The fallout from the Schapelle Corby case is a reminder that Australia ___cannot have it both ways___ when it comes to human rights.

This is the telling observation of Professor Colin Brown (pictured), an adjunct member of the Griffith Asia Institute.

“In Indonesia, Australia’s reputation on human rights issues is a decidedly mixed one,” Professor Brown said.

“We are seen to protest loudly when our citizens are jailed in Indonesia, following due Indonesian legal process.

“However, as most Indonesians now know, for years Indonesian children were held in adult prisons in Australia, in clear violation of Australian law as well as Australia’s international obligations.”

Speculation soared yesterday that greater leniency would be shown to Indonesian juveniles arrested and jailed in Australia for people smuggling, as part of a deal linked to the imminent release of Corby.

Professor Brown, who is based in Indonesia and teaches at Parahyangan University in Bandung, highlighted the case of an Australian boy held in Bali last year on a charge of possession of marijuana.

“Both the then Foreign Minister and the Prime Minister involved themselves personally and publicly in the case.

“We urge the commutation of death sentences on Australians convicted of drug smuggling in Indonesia. But we call for the execution of those convicted of terrorism offences.

“We cannot have it both ways.
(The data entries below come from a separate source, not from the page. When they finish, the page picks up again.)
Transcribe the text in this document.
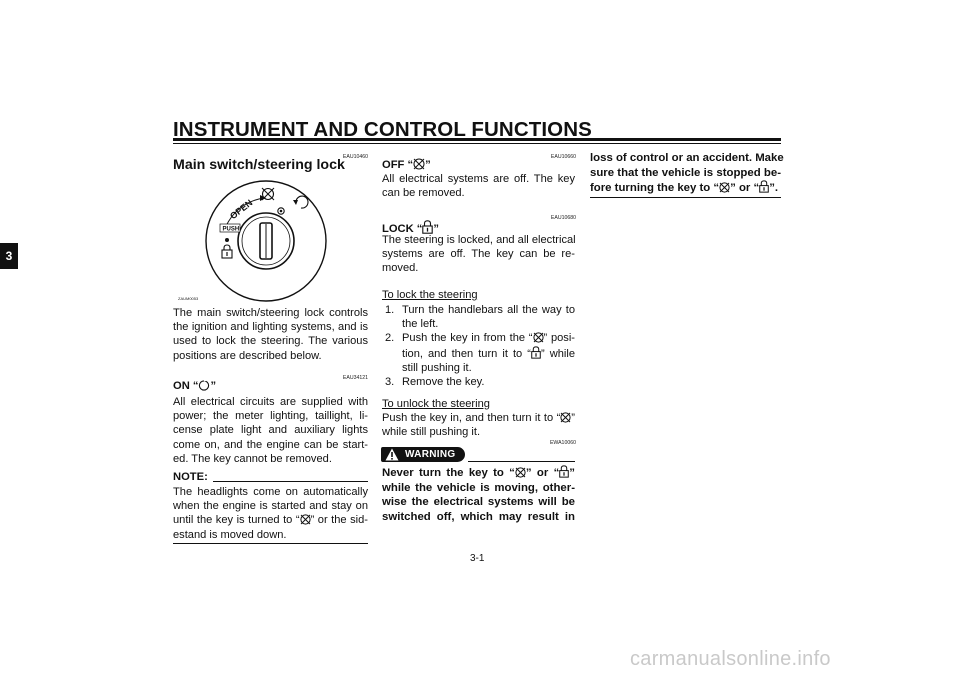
INSTRUMENT AND CONTROL FUNCTIONS
3
EAU10460
Main switch/steering lock
OPEN
PUSH
ZAUM0053
The main switch/steering lock controls
the ignition and lighting systems, and is
used to lock the steering. The various
positions are described below.
EAU34121
ON “ ”
All electrical circuits are supplied with
power; the meter lighting, taillight, li-
cense plate light and auxiliary lights
come on, and the engine can be start-
ed. The key cannot be removed.
NOTE:
The headlights come on automatically
when the engine is started and stay on
until the key is turned to “ ” or the sid-
estand is moved down.
EAU10660
OFF “ ”
All electrical systems are off. The key
can be removed.
EAU10680
LOCK “ ”
The steering is locked, and all electrical
systems are off. The key can be re-
moved.
To lock the steering
1. Turn the handlebars all the way to
the left.
2. Push the key in from the “ ” posi-
tion, and then turn it to “ ” while
still pushing it.
3. Remove the key.
To unlock the steering
Push the key in, and then turn it to “ ”
while still pushing it.
EWA10060
WARNING
Never turn the key to “ ” or “ ”
while the vehicle is moving, other-
wise the electrical systems will be
switched off, which may result in
loss of control or an accident. Make
sure that the vehicle is stopped be-
fore turning the key to “ ” or “ ”.
3-1
carmanualsonline.info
If we are not consistent in our application of human rights principles in Australia, we can hardly criticise Indonesia if it is not consistent either.”

Professor Brown said the decision by President Susilo Bambang Yudhoyono to approve a five-year cut to Corby’s 20-year sentence was not likely to gather favour for his Partai Demokrat party from an increasingly conservative electorate in Indonesia.

“Whether this presidential decision means anything for other Australians in Indonesian jails on drugs charges is unclear.

“If there is little public sympathy evident for Corby, there is virtually none for those convicted of more serious drug offences.

“Already he has been criticised for even considering Corby’s clemency appeal.”